5. The method according to claim 1, characterized in that, The fine-tuning of the candidate cell annotation results to obtain the target cell annotation results includes: Obtain parent-child node relationship data related to the annotation results of the candidate cells from the knowledge graph; The parent nodes of the knowledge graph are pruned based on the parent-child node relationship data, and the knowledge graph is updated. The updated knowledge graph is then used to perform association queries on each marker gene in the differential gene list, and the cell annotation analysis steps are performed based on the query results to obtain the target cell annotation results.
6. The method according to claim 1, characterized in that, The method further includes: Acquire a marker gene database and a single-cell dataset; the marker gene database includes multiple first cell types and first marker gene data corresponding to each first cell type; Data analysis was performed on the single-cell dataset to obtain multiple second cell types and the second marker gene data corresponding to each second cell type; The difference in the proportion of expression of the second marker gene data within and outside the group is used as the association weight; the association weight is used to describe the association strength between the second marker gene data and the second cell type. The knowledge graph is constructed based on the first cell type and its corresponding first marker gene data, the second cell type and its corresponding second marker gene data, and the association weights.

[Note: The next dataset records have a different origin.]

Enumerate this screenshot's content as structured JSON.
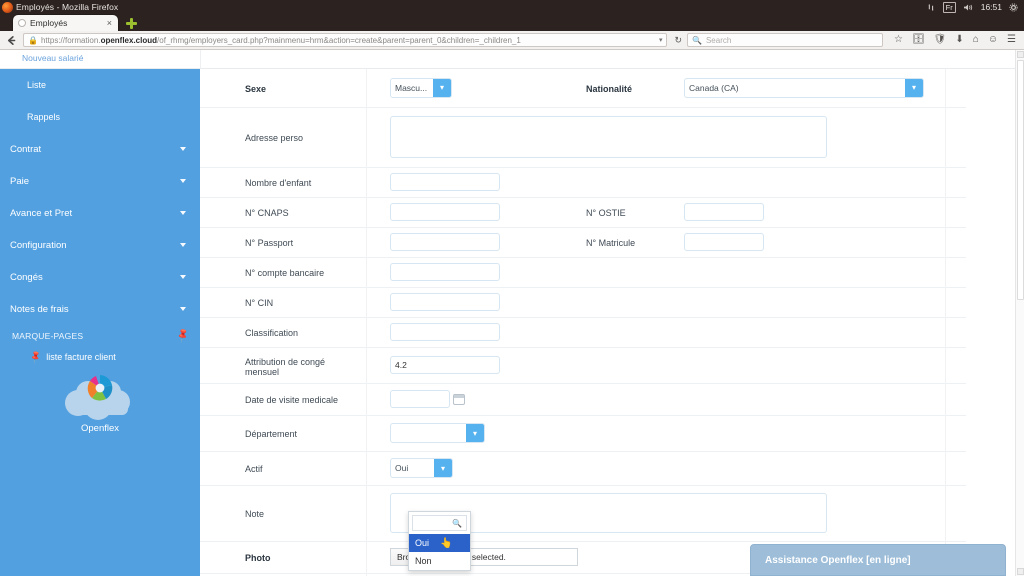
{
  "os": {
    "window_title": "Employés - Mozilla Firefox",
    "tray": {
      "network_icon": "network-icon",
      "keyboard_layout": "Fr",
      "volume_icon": "volume-icon",
      "clock": "16:51",
      "settings_icon": "gear-icon"
    }
  },
  "browser": {
    "tab": {
      "title": "Employés",
      "close_label": "×"
    },
    "new_tab_label": "+",
    "url": {
      "prefix": "https://formation.",
      "domain": "openflex.cloud",
      "path": "/of_rhmg/employers_card.php?mainmenu=hrm&action=create&parent=parent_0&children=_children_1"
    },
    "search_placeholder": "Search",
    "toolbar_icons": [
      "star-icon",
      "pocket-icon",
      "shield-icon",
      "download-icon",
      "home-icon",
      "account-icon",
      "menu-icon"
    ]
  },
  "breadcrumb": {
    "label": "Nouveau salarié"
  },
  "sidebar": {
    "items": [
      {
        "label": "Liste",
        "sub": true,
        "caret": false
      },
      {
        "label": "Rappels",
        "sub": true,
        "caret": false
      },
      {
        "label": "Contrat",
        "sub": false,
        "caret": true
      },
      {
        "label": "Paie",
        "sub": false,
        "caret": true
      },
      {
        "label": "Avance et Pret",
        "sub": false,
        "caret": true
      },
      {
        "label": "Configuration",
        "sub": false,
        "caret": true
      },
      {
        "label": "Congés",
        "sub": false,
        "caret": true
      },
      {
        "label": "Notes de frais",
        "sub": false,
        "caret": true
      }
    ],
    "bookmarks_header": "MARQUE-PAGES",
    "bookmark_link": "liste facture client",
    "brand": "Openflex",
    "accent_color": "#52a0e0"
  },
  "form": {
    "sexe": {
      "label": "Sexe",
      "value": "Mascu..."
    },
    "nationalite": {
      "label": "Nationalité",
      "value": "Canada (CA)"
    },
    "adresse_perso": {
      "label": "Adresse perso",
      "value": ""
    },
    "nombre_enfant": {
      "label": "Nombre d'enfant",
      "value": ""
    },
    "cnaps": {
      "label": "N° CNAPS",
      "value": ""
    },
    "ostie": {
      "label": "N° OSTIE",
      "value": ""
    },
    "passport": {
      "label": "N° Passport",
      "value": ""
    },
    "matricule": {
      "label": "N° Matricule",
      "value": ""
    },
    "compte_bancaire": {
      "label": "N° compte bancaire",
      "value": ""
    },
    "cin": {
      "label": "N° CIN",
      "value": ""
    },
    "classification": {
      "label": "Classification",
      "value": ""
    },
    "attribution_conge": {
      "label_line1": "Attribution de congé",
      "label_line2": "mensuel",
      "value": "4.2"
    },
    "visite_medicale": {
      "label": "Date de visite medicale",
      "value": "",
      "calendar_icon": "calendar-icon"
    },
    "departement": {
      "label": "Département",
      "value": ""
    },
    "actif": {
      "label": "Actif",
      "value": "Oui"
    },
    "note": {
      "label": "Note",
      "value": ""
    },
    "photo": {
      "label": "Photo",
      "browse_label": "Browse...",
      "file_status": "No file selected."
    }
  },
  "dropdown": {
    "search_icon": "search-icon",
    "search_value": "",
    "options": [
      {
        "label": "Oui",
        "selected": true
      },
      {
        "label": "Non",
        "selected": false
      }
    ],
    "highlight_color": "#2a62c9"
  },
  "assistance": {
    "label": "Assistance Openflex [en ligne]"
  }
}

7. A cell annotation device, characterized in that, The device includes: The cell clustering module is used to perform cell clustering on the single-cell transcriptome to be annotated, resulting in multiple cell clusters. The differential gene calculation module is used to perform differential gene calculations on each of the cell groups to obtain a list of differential genes. The associated gene query module is used to perform an associated query on each marker gene in the differential gene list through a pre-constructed knowledge graph to obtain the associated data for each marker gene; the associated data includes at least the associated cell type; The cell annotation analysis module is used to perform cell annotation analysis on each of the marker genes based on the association data to obtain candidate cell annotation results. The fine-tuning module is used to fine-tune the annotation results of the candidate cells to obtain the annotation results of the target cells, which are used to annotate the single-cell transcriptome.
8. A computer device comprising a memory and a processor, wherein the memory stores a computer program, characterized in that, When the processor executes the computer program, it implements the steps of the method according to any one of claims 1 to 6.
9. A computer-readable storage medium having a computer program stored thereon, characterized in that, When the computer program is executed by a processor, it implements the steps of the method according to any one of claims 1 to 6.
10. A computer program product, comprising a computer program, characterized in that, When the computer program is executed by a processor, it implements the steps of the method according to any one of claims 1 to 6.